BASE_PATH = os.path.dirname(os.getcwd()) + "/data"

In [None]:
hyperparams = {
    "gamma": 1,
    "lambda": 0.00001,
    "batch_size": 10000
}

# Data loading

### ⚠️ Note that the `x_sub` here refers to data for which predictions will be made, but for which we don't have the labels! To refer to the data used for local testing we'll use `x_va` and `y_va` (validation).

In [None]:
# Load data without subsampling
x_train, y_train, x_sub, feature_names = load_dataset(
    path_x_train=BASE_PATH + "/x_train.csv",
    path_y_train=BASE_PATH + "/y_train.csv",
    path_x_test=BASE_PATH + "/x_test.csv",
    sub_sample=False,
)

# Create the feature index dictionary
feature_index = dict(zip(feature_names, range(len(feature_names))))

# Pre-processing

#### This notebook uses the GOOD pre-processing: only selected features are kept and pre-processed using the informed pre-processing pipeline

In [None]:
# Keeping only selected features both in train and validation set
x_train_clean, clean_features, clean_feature_index = keep_features(
    x_train, FEATURES_DICT.keys(), feature_names, feature_index, verbose=False
)

# Call to the informed preprocessing pipeline on the selected features
x_train_clean_proc = preprocessing_pipeline(
    x_train_clean,
    where=clean_features,
    feature_index=clean_feature_index,
    nan_replacement=REPLACEMENT_LIST,
    normalize="mixed",
)

## Data preparation and split sets

#### From now on we'll use the local train and validation data: `x_tr` and `y_tr` for training and `x_va` and `y_va` for validation

In [None]:
    # Translate labels from -1/1 to 0/1
y_train = change_negative_class(y_train[:, 1], current=-1, new=0)

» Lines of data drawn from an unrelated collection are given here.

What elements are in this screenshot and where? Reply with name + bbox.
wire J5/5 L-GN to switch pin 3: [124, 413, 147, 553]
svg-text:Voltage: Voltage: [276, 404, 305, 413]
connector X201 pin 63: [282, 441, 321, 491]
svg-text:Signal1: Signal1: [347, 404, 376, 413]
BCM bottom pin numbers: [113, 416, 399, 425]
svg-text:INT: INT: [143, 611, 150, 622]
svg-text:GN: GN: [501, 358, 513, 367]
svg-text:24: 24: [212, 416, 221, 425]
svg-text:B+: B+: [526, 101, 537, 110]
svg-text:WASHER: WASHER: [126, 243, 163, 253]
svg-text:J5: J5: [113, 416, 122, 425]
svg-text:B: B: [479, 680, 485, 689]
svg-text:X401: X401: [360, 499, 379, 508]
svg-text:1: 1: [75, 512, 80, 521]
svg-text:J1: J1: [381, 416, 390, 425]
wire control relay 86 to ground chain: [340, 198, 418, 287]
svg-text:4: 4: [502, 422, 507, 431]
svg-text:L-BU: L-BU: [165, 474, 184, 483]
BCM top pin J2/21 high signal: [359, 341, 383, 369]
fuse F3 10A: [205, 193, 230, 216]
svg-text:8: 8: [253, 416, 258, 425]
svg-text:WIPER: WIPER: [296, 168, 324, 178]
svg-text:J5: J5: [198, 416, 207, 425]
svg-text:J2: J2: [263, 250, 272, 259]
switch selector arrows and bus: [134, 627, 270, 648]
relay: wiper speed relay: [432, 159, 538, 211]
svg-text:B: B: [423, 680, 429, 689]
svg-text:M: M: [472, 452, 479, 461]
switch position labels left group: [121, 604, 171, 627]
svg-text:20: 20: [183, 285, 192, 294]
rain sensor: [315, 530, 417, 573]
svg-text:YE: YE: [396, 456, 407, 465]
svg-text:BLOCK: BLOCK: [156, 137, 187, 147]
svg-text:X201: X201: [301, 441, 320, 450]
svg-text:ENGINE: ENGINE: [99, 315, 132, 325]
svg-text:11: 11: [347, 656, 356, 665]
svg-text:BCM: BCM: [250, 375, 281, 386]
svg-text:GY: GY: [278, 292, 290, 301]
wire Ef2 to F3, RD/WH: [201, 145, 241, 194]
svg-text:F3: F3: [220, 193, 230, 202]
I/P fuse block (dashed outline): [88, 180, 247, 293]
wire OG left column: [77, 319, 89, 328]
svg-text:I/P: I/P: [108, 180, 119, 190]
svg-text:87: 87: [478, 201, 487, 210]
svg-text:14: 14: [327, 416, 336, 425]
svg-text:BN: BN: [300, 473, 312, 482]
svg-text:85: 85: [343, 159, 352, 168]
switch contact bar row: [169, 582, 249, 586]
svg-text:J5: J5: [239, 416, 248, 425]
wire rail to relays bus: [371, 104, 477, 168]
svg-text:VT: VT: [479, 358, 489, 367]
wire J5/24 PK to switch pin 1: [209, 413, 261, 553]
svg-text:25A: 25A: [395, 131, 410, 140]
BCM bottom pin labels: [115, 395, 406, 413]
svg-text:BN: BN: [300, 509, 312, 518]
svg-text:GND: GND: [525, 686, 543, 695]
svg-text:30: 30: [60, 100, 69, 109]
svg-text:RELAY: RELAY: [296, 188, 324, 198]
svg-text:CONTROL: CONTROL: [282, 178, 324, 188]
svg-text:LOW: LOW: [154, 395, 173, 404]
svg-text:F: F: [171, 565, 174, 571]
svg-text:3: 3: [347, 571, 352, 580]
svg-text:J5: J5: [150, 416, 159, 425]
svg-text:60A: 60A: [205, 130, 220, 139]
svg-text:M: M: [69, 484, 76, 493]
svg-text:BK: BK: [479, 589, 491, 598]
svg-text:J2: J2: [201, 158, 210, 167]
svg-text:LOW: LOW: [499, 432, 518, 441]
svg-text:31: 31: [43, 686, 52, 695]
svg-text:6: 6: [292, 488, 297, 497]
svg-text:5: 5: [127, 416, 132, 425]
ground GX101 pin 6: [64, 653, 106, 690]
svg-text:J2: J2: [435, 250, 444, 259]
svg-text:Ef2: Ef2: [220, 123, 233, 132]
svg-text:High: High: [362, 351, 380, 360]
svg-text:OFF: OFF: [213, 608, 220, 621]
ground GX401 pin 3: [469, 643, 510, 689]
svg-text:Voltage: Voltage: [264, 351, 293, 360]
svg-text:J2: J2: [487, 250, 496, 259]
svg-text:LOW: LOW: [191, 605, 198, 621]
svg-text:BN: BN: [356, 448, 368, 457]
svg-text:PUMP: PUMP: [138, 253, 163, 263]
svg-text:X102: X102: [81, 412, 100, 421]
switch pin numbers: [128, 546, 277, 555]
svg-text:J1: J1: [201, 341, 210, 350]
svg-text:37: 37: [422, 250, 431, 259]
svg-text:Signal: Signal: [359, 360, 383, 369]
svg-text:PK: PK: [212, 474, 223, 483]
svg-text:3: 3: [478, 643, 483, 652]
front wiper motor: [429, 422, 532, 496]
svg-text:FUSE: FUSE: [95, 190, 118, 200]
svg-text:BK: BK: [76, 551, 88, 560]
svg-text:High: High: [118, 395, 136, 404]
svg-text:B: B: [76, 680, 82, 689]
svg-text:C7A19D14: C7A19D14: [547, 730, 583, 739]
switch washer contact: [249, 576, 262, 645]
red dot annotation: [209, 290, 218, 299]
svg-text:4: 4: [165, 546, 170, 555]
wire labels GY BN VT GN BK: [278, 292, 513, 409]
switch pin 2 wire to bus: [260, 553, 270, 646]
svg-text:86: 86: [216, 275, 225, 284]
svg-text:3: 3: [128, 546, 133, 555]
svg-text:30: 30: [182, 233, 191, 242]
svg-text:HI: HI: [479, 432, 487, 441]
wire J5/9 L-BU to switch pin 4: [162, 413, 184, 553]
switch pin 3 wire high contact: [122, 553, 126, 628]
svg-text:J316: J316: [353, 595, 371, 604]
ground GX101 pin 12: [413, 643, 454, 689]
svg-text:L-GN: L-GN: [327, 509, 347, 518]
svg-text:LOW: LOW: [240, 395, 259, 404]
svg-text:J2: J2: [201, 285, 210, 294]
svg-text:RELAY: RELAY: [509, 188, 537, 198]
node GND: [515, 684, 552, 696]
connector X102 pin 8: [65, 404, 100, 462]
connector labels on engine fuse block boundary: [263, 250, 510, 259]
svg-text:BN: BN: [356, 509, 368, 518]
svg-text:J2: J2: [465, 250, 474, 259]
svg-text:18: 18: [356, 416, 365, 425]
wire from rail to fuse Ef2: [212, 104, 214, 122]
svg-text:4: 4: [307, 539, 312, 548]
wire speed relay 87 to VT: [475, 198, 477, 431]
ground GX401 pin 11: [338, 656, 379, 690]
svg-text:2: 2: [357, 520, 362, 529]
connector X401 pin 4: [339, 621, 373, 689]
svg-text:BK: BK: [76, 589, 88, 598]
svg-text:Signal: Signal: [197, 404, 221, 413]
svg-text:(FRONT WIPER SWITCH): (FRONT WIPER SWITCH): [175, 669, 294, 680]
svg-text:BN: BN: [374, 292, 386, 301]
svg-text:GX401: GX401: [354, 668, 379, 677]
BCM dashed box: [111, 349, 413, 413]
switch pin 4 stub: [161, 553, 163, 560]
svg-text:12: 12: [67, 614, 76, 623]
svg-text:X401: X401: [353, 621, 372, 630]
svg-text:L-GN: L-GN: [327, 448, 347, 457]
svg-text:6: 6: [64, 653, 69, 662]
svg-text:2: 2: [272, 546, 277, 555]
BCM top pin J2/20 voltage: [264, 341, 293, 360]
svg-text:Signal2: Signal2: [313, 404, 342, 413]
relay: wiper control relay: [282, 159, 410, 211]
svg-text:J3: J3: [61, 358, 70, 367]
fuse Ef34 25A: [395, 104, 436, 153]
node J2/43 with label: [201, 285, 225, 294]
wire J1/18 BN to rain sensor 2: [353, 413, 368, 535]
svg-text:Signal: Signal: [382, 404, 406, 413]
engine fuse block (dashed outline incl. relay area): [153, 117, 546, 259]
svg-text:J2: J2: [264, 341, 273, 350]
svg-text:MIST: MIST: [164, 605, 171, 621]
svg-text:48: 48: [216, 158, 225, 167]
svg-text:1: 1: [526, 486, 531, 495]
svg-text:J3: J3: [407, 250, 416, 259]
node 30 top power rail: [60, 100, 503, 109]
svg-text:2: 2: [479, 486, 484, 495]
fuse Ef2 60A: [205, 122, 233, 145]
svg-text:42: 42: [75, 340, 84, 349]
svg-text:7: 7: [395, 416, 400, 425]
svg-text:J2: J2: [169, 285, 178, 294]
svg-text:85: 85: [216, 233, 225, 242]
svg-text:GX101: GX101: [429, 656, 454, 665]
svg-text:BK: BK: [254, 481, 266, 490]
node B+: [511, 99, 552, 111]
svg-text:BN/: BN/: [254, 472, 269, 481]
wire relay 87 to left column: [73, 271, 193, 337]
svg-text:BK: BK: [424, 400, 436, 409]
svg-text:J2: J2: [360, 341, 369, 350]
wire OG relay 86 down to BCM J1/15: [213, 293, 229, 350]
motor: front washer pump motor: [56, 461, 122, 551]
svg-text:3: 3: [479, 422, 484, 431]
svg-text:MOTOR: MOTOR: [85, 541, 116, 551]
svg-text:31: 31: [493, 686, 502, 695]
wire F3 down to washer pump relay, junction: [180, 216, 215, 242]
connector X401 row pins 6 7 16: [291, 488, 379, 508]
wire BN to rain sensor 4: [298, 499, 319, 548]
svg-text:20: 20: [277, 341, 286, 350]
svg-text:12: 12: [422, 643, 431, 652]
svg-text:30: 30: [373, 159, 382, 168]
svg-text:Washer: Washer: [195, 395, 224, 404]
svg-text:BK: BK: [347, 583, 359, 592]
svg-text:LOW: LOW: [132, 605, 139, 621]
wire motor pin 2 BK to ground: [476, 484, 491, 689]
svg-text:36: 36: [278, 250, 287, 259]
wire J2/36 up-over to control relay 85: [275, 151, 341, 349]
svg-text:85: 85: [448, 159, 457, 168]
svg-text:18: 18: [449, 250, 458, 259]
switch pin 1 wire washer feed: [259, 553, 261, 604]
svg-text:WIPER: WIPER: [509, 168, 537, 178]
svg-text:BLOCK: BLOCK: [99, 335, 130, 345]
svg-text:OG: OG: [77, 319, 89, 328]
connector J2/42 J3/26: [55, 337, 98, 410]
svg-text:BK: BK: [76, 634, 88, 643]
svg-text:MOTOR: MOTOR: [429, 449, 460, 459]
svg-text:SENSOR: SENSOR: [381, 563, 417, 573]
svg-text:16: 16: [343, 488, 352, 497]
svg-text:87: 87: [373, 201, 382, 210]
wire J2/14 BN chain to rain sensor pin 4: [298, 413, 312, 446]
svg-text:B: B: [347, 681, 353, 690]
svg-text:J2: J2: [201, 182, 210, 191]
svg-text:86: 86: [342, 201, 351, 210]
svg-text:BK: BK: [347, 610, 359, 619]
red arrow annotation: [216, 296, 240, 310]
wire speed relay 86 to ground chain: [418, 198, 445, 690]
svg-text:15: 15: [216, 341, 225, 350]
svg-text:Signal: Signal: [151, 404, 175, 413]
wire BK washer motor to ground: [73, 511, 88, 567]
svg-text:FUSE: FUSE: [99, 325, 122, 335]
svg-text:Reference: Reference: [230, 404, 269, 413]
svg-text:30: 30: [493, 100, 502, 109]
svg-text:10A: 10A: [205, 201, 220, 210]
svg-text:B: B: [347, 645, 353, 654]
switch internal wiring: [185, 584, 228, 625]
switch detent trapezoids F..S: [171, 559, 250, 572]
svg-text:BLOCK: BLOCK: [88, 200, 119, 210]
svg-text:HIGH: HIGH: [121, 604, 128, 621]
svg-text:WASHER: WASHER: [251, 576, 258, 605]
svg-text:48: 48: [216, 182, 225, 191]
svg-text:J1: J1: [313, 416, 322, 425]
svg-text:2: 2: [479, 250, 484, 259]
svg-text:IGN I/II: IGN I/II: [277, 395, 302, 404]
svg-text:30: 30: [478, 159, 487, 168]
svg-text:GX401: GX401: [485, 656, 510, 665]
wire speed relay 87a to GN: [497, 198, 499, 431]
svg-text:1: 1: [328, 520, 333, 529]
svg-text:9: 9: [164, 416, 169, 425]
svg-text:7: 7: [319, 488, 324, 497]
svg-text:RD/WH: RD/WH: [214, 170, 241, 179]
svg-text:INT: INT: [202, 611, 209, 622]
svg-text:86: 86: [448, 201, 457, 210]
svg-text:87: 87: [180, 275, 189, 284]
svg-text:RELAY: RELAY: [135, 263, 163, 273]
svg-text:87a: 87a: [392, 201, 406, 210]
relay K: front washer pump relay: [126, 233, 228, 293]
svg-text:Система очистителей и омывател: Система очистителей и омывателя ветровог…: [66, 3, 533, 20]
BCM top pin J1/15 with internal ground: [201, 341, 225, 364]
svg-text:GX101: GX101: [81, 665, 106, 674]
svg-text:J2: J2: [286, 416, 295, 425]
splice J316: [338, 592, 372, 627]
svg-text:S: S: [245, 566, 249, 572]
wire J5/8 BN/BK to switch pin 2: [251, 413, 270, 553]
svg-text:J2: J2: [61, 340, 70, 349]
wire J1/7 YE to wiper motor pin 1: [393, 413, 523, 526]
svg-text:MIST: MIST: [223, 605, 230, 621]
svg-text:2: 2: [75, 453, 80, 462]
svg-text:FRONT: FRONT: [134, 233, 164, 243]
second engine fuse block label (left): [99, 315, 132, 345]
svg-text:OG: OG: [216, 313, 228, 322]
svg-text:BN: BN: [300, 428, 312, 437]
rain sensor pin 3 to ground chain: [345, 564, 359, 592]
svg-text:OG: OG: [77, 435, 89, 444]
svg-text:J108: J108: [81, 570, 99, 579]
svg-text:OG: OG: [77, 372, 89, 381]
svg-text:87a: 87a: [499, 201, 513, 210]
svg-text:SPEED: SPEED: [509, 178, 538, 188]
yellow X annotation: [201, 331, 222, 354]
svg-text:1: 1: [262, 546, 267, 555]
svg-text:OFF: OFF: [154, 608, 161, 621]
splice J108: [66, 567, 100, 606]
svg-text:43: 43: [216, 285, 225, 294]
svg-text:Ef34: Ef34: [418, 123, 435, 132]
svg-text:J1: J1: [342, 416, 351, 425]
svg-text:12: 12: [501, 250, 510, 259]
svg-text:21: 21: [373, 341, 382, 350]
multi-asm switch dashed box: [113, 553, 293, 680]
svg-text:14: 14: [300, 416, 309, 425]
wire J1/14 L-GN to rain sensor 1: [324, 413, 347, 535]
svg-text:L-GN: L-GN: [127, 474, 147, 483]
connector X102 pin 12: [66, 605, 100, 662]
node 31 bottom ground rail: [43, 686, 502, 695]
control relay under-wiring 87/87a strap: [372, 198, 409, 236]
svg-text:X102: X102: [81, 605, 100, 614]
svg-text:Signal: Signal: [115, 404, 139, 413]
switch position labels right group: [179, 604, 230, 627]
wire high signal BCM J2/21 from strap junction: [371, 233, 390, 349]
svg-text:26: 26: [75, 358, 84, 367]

# Split local data into train and validation
(x_tr, x_va, y_tr, y_va) = split_train_validation(
    x_train_clean_proc, y_train, valid_proportion=0.1
)

# Add bias column to the training and validation data
x_tr_bias = np.append(x_tr, np.ones(shape=(x_tr.shape[0], 1)), axis=1)
x_va_bias = np.append(x_va, np.ones(shape=(x_va.shape[0], 1)), axis=1)

# Training

In [None]:
w, train_loss, valid_loss = reg_logistic_regression(
    x_tr_bias,
    y_tr,
    x_va_bias,
    y_va,
    lambda_=hyperparams["lambda"],
    max_iter=5000,
    gamma=hyperparams["gamma"],
    batch_size=hyperparams["batch_size"],
    optimizer="sgd",
    w=np.random.random(size=x_tr_bias.shape[1]),
    all_losses=True,
)

In [None]:
# plot losses
loss_visualization(train_loss, valid_loss)
plt.yscale("log")

# Evaluation on validation set

In [None]:
sns.histplot(predict_no_labels(x_va_bias, w), bins=30, kde=True)
plt.title("Distribution of unlabeled predictions on validation set")
plt.show()

In [None]:
threshold_opt = decision_threshold(x_va_bias, w, y_va)

In [None]:
predicted_y_va = predict(x_va_bias,
                         w,
                         threshold=threshold_opt,
                         negative_label=0)
print("EVALUATION SUMMARY ON VALIDATION SET")
print("Threshold: {}".format(threshold_opt))
evaluation_summary(y_va, predicted_y_va)


---

# COMPUTE RESULT FOR SUBMISSION

### Pre processing and data preparation

In [None]:
ids = x_sub[:, 0]
# Keep only selected features in submission
x_sub_clean, clean_features, clean_feature_index = keep_features(
    x_sub, FEATURES_DICT.keys(), feature_names, feature_index, verbose=False
)

x_sub_clean_proc = preprocessing_pipeline(
    x_sub_clean,
    where=clean_features,
    feature_index=clean_feature_index,
    nan_replacement=REPLACEMENT_LIST,
    normalize="mixed",
)


x_sub_bias = np.append(
    x_sub_clean_proc, np.ones(shape=(x_sub_clean_proc.shape[0], 1)), axis=1
)

### Prediction

In [None]:
predicted_y_sub = predict(
    x_sub_bias, w, threshold=threshold_opt, negative_label=-1
)

# Save predictions to csv file
create_csv_submission(
    ids=ids, y_pred=predicted_y_sub, path=BASE_PATH + "/submission_good.csv"
)

In [None]:
fig, axs = plt.subplots(1, 2, figsize=(15, 5))
sns.histplot(y_va, ax=axs[0])
axs[0].set_title("Labels distribution in validation set")
sns.histplot(predicted_y_sub, ax=axs[1])
axs[1].set_title("Predictions distribution")